Figs With Goat Cheese
My boyfriend made this for a Fourth of July party, and it was a huge hit. Once you pop one of these tangy, sweet treats in your mouth, you won't want to stop eating them. They're the easiest dish to make — all assembly, no cooking — but the figs make them fancy. The only downside is that you'll need to serve these within an hour, rather than making them ahead. But since they only take 15 minutes to assemble, you won't mind. Roll 2 ounces of soft, fresh goat cheese into 24 balls, each about the size of ½ teaspoon. Wash and drain 12 fresh figs. Cut them in half. With your fingers, press a ball of goat cheese into the center of each fig. Serve on a decorative plate and drizzle them with 1 tablespoon of good balsamic vinegar.
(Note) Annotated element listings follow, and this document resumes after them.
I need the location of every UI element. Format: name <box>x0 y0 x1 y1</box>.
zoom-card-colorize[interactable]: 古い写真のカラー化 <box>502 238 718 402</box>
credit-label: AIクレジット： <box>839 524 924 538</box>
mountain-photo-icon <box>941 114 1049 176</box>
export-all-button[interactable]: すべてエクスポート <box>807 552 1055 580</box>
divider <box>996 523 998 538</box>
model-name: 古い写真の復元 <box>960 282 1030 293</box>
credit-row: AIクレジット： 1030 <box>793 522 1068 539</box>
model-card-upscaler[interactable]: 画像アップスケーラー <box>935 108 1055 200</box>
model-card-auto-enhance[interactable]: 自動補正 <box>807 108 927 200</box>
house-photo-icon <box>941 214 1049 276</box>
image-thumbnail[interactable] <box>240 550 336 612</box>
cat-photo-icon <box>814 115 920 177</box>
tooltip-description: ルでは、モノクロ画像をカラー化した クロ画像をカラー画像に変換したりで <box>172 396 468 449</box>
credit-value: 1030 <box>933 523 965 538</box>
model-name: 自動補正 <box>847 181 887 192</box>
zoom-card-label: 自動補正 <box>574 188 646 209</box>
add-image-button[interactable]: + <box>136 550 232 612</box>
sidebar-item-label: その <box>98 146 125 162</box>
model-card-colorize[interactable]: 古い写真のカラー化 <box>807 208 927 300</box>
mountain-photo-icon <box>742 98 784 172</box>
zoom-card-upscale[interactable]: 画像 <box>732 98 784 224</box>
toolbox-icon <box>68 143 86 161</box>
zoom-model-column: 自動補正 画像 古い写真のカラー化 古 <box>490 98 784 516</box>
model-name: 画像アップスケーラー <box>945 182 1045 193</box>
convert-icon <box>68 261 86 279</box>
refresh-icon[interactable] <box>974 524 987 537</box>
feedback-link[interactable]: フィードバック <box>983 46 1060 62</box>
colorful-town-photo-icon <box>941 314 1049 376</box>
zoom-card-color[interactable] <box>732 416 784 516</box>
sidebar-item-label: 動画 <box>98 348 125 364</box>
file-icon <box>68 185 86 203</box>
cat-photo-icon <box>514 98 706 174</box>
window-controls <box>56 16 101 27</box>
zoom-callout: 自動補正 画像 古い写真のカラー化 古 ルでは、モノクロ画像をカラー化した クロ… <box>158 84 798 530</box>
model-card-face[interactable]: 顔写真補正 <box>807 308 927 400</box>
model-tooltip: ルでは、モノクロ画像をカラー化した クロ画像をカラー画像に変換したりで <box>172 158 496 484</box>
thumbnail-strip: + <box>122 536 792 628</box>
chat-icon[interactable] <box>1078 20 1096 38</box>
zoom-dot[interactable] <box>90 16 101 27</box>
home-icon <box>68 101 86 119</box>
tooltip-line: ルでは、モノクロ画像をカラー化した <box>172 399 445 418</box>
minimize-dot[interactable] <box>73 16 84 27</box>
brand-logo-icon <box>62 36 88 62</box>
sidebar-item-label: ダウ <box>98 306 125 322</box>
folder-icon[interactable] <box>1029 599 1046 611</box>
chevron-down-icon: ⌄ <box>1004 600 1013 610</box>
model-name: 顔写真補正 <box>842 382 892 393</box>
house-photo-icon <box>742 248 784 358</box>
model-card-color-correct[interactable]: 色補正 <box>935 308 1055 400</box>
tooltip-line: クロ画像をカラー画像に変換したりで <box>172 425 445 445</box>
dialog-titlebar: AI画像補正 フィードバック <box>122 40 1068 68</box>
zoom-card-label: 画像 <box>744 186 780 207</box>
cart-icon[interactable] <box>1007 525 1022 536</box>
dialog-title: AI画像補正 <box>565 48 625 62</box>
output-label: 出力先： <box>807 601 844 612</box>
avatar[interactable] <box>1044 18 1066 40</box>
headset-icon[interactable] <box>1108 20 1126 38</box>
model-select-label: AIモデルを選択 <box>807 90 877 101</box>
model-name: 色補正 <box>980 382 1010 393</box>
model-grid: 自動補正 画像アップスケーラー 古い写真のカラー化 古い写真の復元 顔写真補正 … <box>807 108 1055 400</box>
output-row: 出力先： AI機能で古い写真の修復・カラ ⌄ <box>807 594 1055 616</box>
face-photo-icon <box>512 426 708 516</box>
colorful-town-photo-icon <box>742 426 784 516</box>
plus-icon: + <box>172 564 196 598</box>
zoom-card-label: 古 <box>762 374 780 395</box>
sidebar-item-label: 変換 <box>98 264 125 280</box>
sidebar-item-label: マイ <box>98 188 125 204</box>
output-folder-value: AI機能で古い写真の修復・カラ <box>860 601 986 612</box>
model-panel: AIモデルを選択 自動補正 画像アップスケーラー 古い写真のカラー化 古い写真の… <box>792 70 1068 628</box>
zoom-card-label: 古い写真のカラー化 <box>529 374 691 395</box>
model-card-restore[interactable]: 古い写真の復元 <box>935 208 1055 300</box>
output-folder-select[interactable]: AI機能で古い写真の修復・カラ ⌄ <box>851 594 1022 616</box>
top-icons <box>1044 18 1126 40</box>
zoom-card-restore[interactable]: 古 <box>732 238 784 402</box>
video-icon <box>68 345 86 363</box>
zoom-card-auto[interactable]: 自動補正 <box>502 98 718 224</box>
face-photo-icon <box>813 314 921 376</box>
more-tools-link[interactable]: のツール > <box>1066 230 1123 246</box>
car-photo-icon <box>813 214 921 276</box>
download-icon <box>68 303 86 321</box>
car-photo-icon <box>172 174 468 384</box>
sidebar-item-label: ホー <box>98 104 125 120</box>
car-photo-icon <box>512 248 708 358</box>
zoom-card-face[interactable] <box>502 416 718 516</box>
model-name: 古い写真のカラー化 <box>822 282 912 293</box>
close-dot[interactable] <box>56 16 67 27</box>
Recipe adapted from New York Times.
Sweet Potato Wedges
Your guests will admire your trend-setting tastes when they try these sweet potato fries, dipped in soy sauce with toasted sesame oil. You could even try this recipe instead of traditional mashed sweet potatoes in the main Thanksgiving spread. In a small bowl, combine 2 tablespoons low-sodium soy sauce, 2 tablespoons rice-wine vinegar and ¼ teaspoon toasted sesame oil. Set aside this dipping sauce to use for later. Heat the oven to 500 degrees. Peel 4 medium sweet potatoes (about 2 pounds total) and cut them into ¾-inch-thick wedges. Add them to a large bowl and pour in 1 tablespoon plus 1 teaspoon olive oil, then sprinkle with ¼ teaspoon coarse salt. Toss. Roast the potatoes in a single layer on a baking sheet. Flip them once so they crisp on both sides. You will know they're done when they are slightly brown but still tender, about 20 minutes. Remove from oven, sprinkle with 1 ½ teaspoons sesame seeds and serve with sauce. Recipe adapted from Martha Stewart Living.
Fried Risotto Balls
Your vegetarian friends will love you for serving these fried risotto balls. This recipe uses leftover risotto, so feel free to make the dish in advance for a meal, then save 2 cups for this appetizer and chill it in the fridge for 1 to 2 days. When ready to make, add ½ cup bread crumbs and 1 to 2 tablespoons nutritional yeast to a dipping bowl. With your hands, form the risotto into balls and thoroughly coat them with the bread crumb mixture. If your risotto is not sticky enough, you can dip the balls into a bowl of warm water and 1 teaspoon ground flax seed before rolling in the crumbs. Once coated, place the balls on a parchment-lined tray. If the risotto balls seem too crumbly, chill them in the fridge for half an hour. Otherwise, it's time to fry. Fill a small pot with about 2 inches of sunflower oil or canola oil and heat on high for 2 minutes. Reduce to medium heat and begin adding the risotto balls to the oil. Fry each ball for 2 to 3 minutes, turning gently. Using a slotted spoon, remove balls and place them on a paper towel-lined plate. Serve immediately. Recipe adapted from Healthy Happy Life.